---------
Aesop, Please
Because she asked I help Layla
into the pink princess dress Grandma
sent her for Halloween last year. And
because she asked I let Layla help me
with the 39 mother of pearl buttons
from the nape of my neck to the small
of my back to get me enclosed in our
mother's time-yellowed wedding dress
that we found while cleaning the closet.
And because it rained the entire night
before, even if the morning sky is blue
now, the morning ground is a viscous
auburn and I insist we wear our rain boots
if she wants to take these gowns outside,
the mud sucking, slurping a song, each
of our steps keeping time all the way from
the cottage down to the creek, the swish
of aged lace and polyester lining, a nylon
brush against the snare as I sway through
cattails and ribbon grass, the sister ten
years my younger, the sister with a mind
stuttering on second-grade spelling words
while walking through halls of a rural
secondary school, this sister speaks songs
of the chickadee and sings questions to the
answers the momentary loss of oxygen
to her brain deceives her into believing
she doesn't know.

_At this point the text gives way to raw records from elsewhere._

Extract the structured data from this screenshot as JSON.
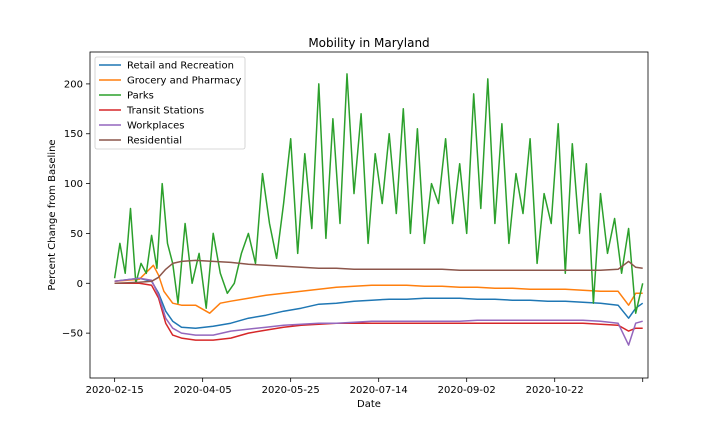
{
  "chart_data": {
    "type": "line",
    "title": "Mobility in Maryland",
    "xlabel": "Date",
    "ylabel": "Percent Change from Baseline",
    "x_start": "2020-02-15",
    "x_end": "2020-11-30",
    "xlim_days": [
      -14,
      303
    ],
    "ylim": [
      -95,
      232
    ],
    "x_ticks": [
      {
        "label": "2020-02-15",
        "day": 0
      },
      {
        "label": "2020-04-05",
        "day": 50
      },
      {
        "label": "2020-05-25",
        "day": 100
      },
      {
        "label": "2020-07-14",
        "day": 150
      },
      {
        "label": "2020-09-02",
        "day": 200
      },
      {
        "label": "2020-10-22",
        "day": 250
      },
      {
        "label": "",
        "day": 300
      }
    ],
    "y_ticks": [
      {
        "label": "−50",
        "value": -50
      },
      {
        "label": "0",
        "value": 0
      },
      {
        "label": "50",
        "value": 50
      },
      {
        "label": "100",
        "value": 100
      },
      {
        "label": "150",
        "value": 150
      },
      {
        "label": "200",
        "value": 200
      }
    ],
    "legend_position": "top-left",
    "series": [
      {
        "name": "Retail and Recreation",
        "color": "#1f77b4",
        "x": [
          0,
          14,
          21,
          25,
          29,
          33,
          38,
          46,
          56,
          66,
          76,
          86,
          96,
          106,
          116,
          126,
          136,
          146,
          156,
          166,
          176,
          186,
          196,
          206,
          216,
          226,
          236,
          246,
          256,
          266,
          276,
          286,
          292,
          296,
          300
        ],
        "values": [
          2,
          5,
          2,
          -10,
          -28,
          -38,
          -44,
          -45,
          -43,
          -40,
          -35,
          -32,
          -28,
          -25,
          -21,
          -20,
          -18,
          -17,
          -16,
          -16,
          -15,
          -15,
          -15,
          -16,
          -16,
          -17,
          -17,
          -18,
          -18,
          -19,
          -20,
          -22,
          -35,
          -25,
          -20
        ]
      },
      {
        "name": "Grocery and Pharmacy",
        "color": "#ff7f0e",
        "x": [
          0,
          14,
          22,
          25,
          28,
          33,
          38,
          46,
          54,
          60,
          66,
          76,
          86,
          96,
          106,
          116,
          126,
          136,
          146,
          156,
          166,
          176,
          186,
          196,
          206,
          216,
          226,
          236,
          246,
          256,
          266,
          276,
          286,
          292,
          296,
          300
        ],
        "values": [
          2,
          4,
          18,
          8,
          -8,
          -20,
          -22,
          -22,
          -30,
          -20,
          -18,
          -15,
          -12,
          -10,
          -8,
          -6,
          -4,
          -3,
          -2,
          -2,
          -2,
          -3,
          -3,
          -4,
          -4,
          -5,
          -5,
          -6,
          -6,
          -6,
          -7,
          -8,
          -8,
          -22,
          -10,
          -10
        ]
      },
      {
        "name": "Parks",
        "color": "#2ca02c",
        "x": [
          0,
          3,
          6,
          9,
          12,
          15,
          18,
          21,
          24,
          27,
          30,
          33,
          36,
          40,
          44,
          48,
          52,
          56,
          60,
          64,
          68,
          72,
          76,
          80,
          84,
          88,
          92,
          96,
          100,
          104,
          108,
          112,
          116,
          120,
          124,
          128,
          132,
          136,
          140,
          144,
          148,
          152,
          156,
          160,
          164,
          168,
          172,
          176,
          180,
          184,
          188,
          192,
          196,
          200,
          204,
          208,
          212,
          216,
          220,
          224,
          228,
          232,
          236,
          240,
          244,
          248,
          252,
          256,
          260,
          264,
          268,
          272,
          276,
          280,
          284,
          288,
          292,
          296,
          300
        ],
        "values": [
          5,
          40,
          10,
          75,
          0,
          20,
          10,
          48,
          15,
          100,
          40,
          20,
          -20,
          60,
          0,
          30,
          -25,
          50,
          10,
          -10,
          0,
          30,
          50,
          20,
          110,
          60,
          25,
          80,
          145,
          30,
          130,
          55,
          200,
          45,
          165,
          60,
          210,
          90,
          170,
          40,
          130,
          80,
          150,
          70,
          175,
          50,
          155,
          40,
          100,
          80,
          145,
          60,
          120,
          50,
          190,
          75,
          205,
          60,
          160,
          40,
          110,
          70,
          145,
          20,
          90,
          60,
          160,
          10,
          140,
          50,
          120,
          -20,
          90,
          30,
          65,
          10,
          55,
          -30,
          0
        ]
      },
      {
        "name": "Transit Stations",
        "color": "#d62728",
        "x": [
          0,
          14,
          21,
          25,
          29,
          33,
          38,
          46,
          56,
          66,
          76,
          86,
          96,
          106,
          116,
          126,
          136,
          146,
          156,
          166,
          176,
          186,
          196,
          206,
          216,
          226,
          236,
          246,
          256,
          266,
          276,
          286,
          292,
          296,
          300
        ],
        "values": [
          0,
          0,
          -2,
          -15,
          -40,
          -52,
          -55,
          -57,
          -57,
          -55,
          -50,
          -47,
          -44,
          -42,
          -41,
          -40,
          -40,
          -40,
          -40,
          -40,
          -40,
          -40,
          -40,
          -40,
          -40,
          -40,
          -40,
          -40,
          -40,
          -40,
          -41,
          -42,
          -48,
          -45,
          -45
        ]
      },
      {
        "name": "Workplaces",
        "color": "#9467bd",
        "x": [
          0,
          14,
          21,
          25,
          29,
          33,
          38,
          46,
          56,
          66,
          76,
          86,
          96,
          106,
          116,
          126,
          136,
          146,
          156,
          166,
          176,
          186,
          196,
          206,
          216,
          226,
          236,
          246,
          256,
          266,
          276,
          286,
          292,
          296,
          300
        ],
        "values": [
          2,
          5,
          3,
          -12,
          -35,
          -45,
          -50,
          -52,
          -52,
          -48,
          -46,
          -44,
          -42,
          -41,
          -40,
          -40,
          -39,
          -38,
          -38,
          -38,
          -38,
          -38,
          -38,
          -37,
          -37,
          -37,
          -37,
          -37,
          -37,
          -37,
          -38,
          -40,
          -62,
          -40,
          -38
        ]
      },
      {
        "name": "Residential",
        "color": "#8c564b",
        "x": [
          0,
          14,
          21,
          25,
          29,
          33,
          38,
          46,
          56,
          66,
          76,
          86,
          96,
          106,
          116,
          126,
          136,
          146,
          156,
          166,
          176,
          186,
          196,
          206,
          216,
          226,
          236,
          246,
          256,
          266,
          276,
          286,
          292,
          296,
          300
        ],
        "values": [
          0,
          1,
          2,
          6,
          14,
          20,
          22,
          23,
          22,
          21,
          19,
          18,
          17,
          16,
          15,
          15,
          14,
          14,
          14,
          14,
          14,
          14,
          13,
          13,
          13,
          13,
          13,
          13,
          13,
          13,
          13,
          14,
          22,
          16,
          15
        ]
      }
    ]
  }
}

She claps fairytales
and whistles fables, asks me if I am
a hare or a tortoise, laughing because
she thinks I think I am just a human.
And I can scream into my pillow and
curse my father nightly for swallowing a
two-month stockpile of 100 mg capsules
of amitriptyline with his nightly Pepsi on
the feast day of St Rita of Cascia, then took
us, to show us, how a 1987 BMW 5-series
swims in Cullaby Lake with a family of five
inside, but he taught her something like truth
in patience and goodness so that while I insist
on ramming my forehead into the inside
of the aquarium glass, perseverate on the night
I became a new mother at 18, a new mother
of a 3'10", 49 pound reborn child, Layla delights
in the grasshoppers and ants inside her skull,
tugging at my hand even though she now
stands nearly above my shoulder, impossible
to miss with a smile I'm daily terrified someone,
sometime will mine for all the purity it is worth,
tugging at my hand to tell me somehow, this, us
in our mud-hemmed dresses at the water's edge,
a field spotted with huckleberry bushes and what
Sitka spruce survived the Tillamook Burn between
us and everything else, it must be a fable.
Sing me a story.
It must be a fable.
Sing, sister, sing.
This must be a fable.
Sing.
This must be a fucking fable.
Two sisters sit on one spruce stump near
a stream's edge, mud and grass and leaves
dying and redecorating their gowns of
once-white German lace, still-iridescent
pink taffeta trimmed with gold-braided
cord, one's mind stalled under the accelerator
forever floored at the bottom of Cullaby Lake
by a drowned corpse's bones, the other's voice
reverberating in the valley between driver
and passenger-side doors, calling, pleading
for forgiveness to the mother, father, brother,
left behind, left for decay in their seatbelts.